Three was also the year I started school. In the late 1980s, my parents chose a school for children with physical disabilities. Today, many parents advocate tirelessly for inclusion in mainstream schools, and I strongly believe integration is essential. But for me, those 11 years at a segregated school were invaluable. Surrounded by disabled peers, I learned to live independently with my condition. I discovered wheelchair sports, accessible recreation programs, adaptive transportation, and innovative assistive technology. I learned practical skills—climbing onto countertops, carrying books, navigating curbs—but also confidence, compassion, and humility. That foundation carried me through high school, university, graduate school, and into my career. It gave me disability pride and taught me to recognize and resist ableism—the prejudice and assumptions society often imposes on disabled people.

After university, I pursued graduate studies in communication sciences and disorders. Growing up navigating healthcare systems and rehabilitation services, it felt natural to choose a career in helping others. My parents set high expectations, believing in my potential while understanding challenges. While some careers, like orthopedic surgery, would have presented barriers, speech-language pathology was a perfect fit. I could provide compassionate care, work in healthcare, and engage fully using my skills.

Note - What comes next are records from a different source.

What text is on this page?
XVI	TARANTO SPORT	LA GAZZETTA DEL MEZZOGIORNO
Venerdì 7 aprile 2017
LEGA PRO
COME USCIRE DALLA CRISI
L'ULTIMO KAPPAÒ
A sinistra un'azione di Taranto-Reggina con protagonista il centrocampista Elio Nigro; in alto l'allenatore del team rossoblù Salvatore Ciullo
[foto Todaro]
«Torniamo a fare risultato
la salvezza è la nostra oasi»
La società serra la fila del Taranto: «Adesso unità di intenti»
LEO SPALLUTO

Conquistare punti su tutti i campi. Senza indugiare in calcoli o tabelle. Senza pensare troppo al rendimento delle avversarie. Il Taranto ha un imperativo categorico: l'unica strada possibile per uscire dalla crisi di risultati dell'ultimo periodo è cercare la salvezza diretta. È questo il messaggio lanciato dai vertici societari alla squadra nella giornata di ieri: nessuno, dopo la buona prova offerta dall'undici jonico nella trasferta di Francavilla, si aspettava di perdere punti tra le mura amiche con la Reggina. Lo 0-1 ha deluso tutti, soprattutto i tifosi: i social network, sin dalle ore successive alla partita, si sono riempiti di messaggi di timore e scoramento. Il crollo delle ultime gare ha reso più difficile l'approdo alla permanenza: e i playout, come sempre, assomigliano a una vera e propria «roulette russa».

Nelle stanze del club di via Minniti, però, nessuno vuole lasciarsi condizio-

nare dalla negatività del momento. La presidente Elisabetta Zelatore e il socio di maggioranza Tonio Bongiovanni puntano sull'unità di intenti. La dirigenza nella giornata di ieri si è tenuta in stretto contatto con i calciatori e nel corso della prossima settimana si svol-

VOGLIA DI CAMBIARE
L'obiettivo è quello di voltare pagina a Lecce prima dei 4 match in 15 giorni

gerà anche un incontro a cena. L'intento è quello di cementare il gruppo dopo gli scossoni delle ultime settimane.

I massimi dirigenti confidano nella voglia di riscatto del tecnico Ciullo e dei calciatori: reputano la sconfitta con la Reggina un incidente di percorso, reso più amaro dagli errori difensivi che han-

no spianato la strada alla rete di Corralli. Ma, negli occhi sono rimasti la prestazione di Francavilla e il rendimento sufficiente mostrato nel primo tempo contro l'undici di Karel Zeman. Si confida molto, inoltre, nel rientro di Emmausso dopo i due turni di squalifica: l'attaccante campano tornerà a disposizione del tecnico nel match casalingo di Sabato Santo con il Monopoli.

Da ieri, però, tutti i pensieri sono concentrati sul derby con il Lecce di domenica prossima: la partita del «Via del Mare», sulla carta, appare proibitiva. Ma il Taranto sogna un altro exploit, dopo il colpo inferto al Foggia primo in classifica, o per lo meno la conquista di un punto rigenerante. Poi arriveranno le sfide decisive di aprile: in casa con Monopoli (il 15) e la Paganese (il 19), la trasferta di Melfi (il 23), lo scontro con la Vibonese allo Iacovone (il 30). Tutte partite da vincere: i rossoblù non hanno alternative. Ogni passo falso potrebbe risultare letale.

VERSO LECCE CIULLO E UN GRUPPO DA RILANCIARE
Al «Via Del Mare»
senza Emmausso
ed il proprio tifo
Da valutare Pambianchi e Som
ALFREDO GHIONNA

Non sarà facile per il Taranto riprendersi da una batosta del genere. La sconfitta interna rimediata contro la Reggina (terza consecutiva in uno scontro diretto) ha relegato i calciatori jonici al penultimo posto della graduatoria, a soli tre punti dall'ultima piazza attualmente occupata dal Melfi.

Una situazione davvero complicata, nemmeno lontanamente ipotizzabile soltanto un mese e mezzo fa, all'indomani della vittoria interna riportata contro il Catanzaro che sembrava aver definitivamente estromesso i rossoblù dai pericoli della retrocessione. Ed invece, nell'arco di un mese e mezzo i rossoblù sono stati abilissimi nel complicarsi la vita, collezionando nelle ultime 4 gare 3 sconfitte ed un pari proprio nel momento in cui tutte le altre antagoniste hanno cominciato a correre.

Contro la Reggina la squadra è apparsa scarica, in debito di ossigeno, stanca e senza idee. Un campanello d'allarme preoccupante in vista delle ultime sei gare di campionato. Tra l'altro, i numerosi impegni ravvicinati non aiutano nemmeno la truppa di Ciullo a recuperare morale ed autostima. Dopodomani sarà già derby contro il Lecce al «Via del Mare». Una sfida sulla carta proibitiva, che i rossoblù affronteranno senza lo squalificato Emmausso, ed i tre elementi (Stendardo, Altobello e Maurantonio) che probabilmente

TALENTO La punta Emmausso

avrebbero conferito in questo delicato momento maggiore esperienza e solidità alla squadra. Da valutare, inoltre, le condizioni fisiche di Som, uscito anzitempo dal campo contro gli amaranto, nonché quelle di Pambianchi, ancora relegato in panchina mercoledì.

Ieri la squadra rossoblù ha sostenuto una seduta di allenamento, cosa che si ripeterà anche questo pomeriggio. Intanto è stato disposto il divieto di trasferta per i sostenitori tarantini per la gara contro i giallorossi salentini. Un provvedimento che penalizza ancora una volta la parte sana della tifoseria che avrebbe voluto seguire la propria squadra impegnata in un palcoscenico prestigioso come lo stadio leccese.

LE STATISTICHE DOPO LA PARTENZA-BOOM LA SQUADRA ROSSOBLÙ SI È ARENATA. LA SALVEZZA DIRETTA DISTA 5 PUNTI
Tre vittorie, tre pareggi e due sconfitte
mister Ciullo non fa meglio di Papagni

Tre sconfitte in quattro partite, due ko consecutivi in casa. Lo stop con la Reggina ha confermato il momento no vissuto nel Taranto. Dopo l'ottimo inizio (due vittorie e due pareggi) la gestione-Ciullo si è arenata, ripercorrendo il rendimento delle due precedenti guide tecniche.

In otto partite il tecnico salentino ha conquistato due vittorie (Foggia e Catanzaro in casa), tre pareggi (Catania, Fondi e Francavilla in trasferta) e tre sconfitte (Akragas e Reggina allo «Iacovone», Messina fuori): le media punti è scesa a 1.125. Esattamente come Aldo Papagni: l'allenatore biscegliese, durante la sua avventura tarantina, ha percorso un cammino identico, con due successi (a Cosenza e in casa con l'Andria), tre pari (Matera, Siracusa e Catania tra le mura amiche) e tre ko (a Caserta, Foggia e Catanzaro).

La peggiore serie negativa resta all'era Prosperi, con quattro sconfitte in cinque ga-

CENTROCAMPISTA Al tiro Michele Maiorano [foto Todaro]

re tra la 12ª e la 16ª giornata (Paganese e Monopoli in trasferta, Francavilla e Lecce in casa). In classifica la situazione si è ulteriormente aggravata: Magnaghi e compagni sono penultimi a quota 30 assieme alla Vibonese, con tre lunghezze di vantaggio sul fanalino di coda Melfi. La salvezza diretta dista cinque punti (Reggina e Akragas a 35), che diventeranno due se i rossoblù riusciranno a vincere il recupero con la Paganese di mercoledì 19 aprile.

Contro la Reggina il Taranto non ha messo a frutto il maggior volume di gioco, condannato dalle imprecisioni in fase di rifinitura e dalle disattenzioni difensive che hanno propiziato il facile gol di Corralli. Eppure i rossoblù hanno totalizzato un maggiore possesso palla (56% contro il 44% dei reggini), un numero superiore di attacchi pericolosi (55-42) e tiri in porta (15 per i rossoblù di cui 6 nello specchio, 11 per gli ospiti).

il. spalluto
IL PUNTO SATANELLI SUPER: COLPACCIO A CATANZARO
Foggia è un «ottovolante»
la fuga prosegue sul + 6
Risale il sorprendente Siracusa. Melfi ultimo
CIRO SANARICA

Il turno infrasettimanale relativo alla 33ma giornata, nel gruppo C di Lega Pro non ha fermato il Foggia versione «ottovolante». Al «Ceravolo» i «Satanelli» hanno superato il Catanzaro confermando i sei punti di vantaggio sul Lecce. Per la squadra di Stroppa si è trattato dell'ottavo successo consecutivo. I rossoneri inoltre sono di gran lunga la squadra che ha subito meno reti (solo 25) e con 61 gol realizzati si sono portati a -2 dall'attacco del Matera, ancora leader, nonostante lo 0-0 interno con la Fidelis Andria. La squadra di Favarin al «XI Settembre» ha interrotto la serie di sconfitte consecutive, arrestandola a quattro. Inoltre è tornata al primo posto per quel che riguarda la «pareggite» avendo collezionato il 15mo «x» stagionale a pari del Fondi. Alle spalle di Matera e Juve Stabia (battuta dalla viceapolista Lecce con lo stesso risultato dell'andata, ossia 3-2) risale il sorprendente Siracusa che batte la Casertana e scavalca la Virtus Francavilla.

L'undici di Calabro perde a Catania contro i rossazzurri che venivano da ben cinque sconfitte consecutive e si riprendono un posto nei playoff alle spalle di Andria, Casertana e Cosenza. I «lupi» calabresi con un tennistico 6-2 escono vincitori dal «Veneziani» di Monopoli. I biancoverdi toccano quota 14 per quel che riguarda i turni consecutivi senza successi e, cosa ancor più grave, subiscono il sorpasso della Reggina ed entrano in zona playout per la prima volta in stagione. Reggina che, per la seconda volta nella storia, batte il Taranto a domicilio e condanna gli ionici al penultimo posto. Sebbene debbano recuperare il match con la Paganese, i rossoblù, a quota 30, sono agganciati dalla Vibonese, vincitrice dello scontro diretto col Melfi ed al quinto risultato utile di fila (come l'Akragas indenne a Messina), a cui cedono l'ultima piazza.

Even so, the journey wasn’t without obstacles. During my Master’s program, I was denied clinical placements after disclosing my disability. Assumptions about my abilities were made without conversation or evaluation. Like many disabled people, I had to work harder to prove my competence. I graduated in 2010 and am now celebrating over a decade as a speech-language pathologist at an inpatient rehabilitation center, helping patients recover from strokes. My experience as a patient informs my work—I understand vulnerability, patience, and the importance of collaboration.

In 2013, I married my husband, Mark, whom I met online in 2006, back when internet dating was still considered unusual. We chatted for a month before meeting, and only then did I disclose my wheelchair use. He admits he didn’t fully believe it until he saw me sitting there! Many people struggle to reconcile disability with success, joy, or independence. Mark, thankfully, was willing to challenge his assumptions. He didn’t see past my disability—he embraced it as part of me. Together, we navigate life as equals, adventurers, and partners.

We love exploring the world. From making fresh pasta in Tuscany to bathing elephants in Thailand, watching lions on safari in Kenya, and hiking U.S. National Parks, we share adventures and laughter. I plan, research, and budget; he carries, lifts, and supports. Our goal? Visit 40 countries before turning 40.

I share my story to amplify the message that disability is not a limitation, nor something to overcome. My disability shapes who I am and has enriched my life in countless ways. What I overcome is not my body, but a world unprepared for it—a world of inaccessible spaces and persistent stereotypes. I don’t need pity; I need understanding, advocacy, and awareness. I hope people will learn from disabled voices, challenge assumptions, and embrace the truth that, as Stella Young said, “Disability does not make you exceptional, but questioning what you think you know about it, does.”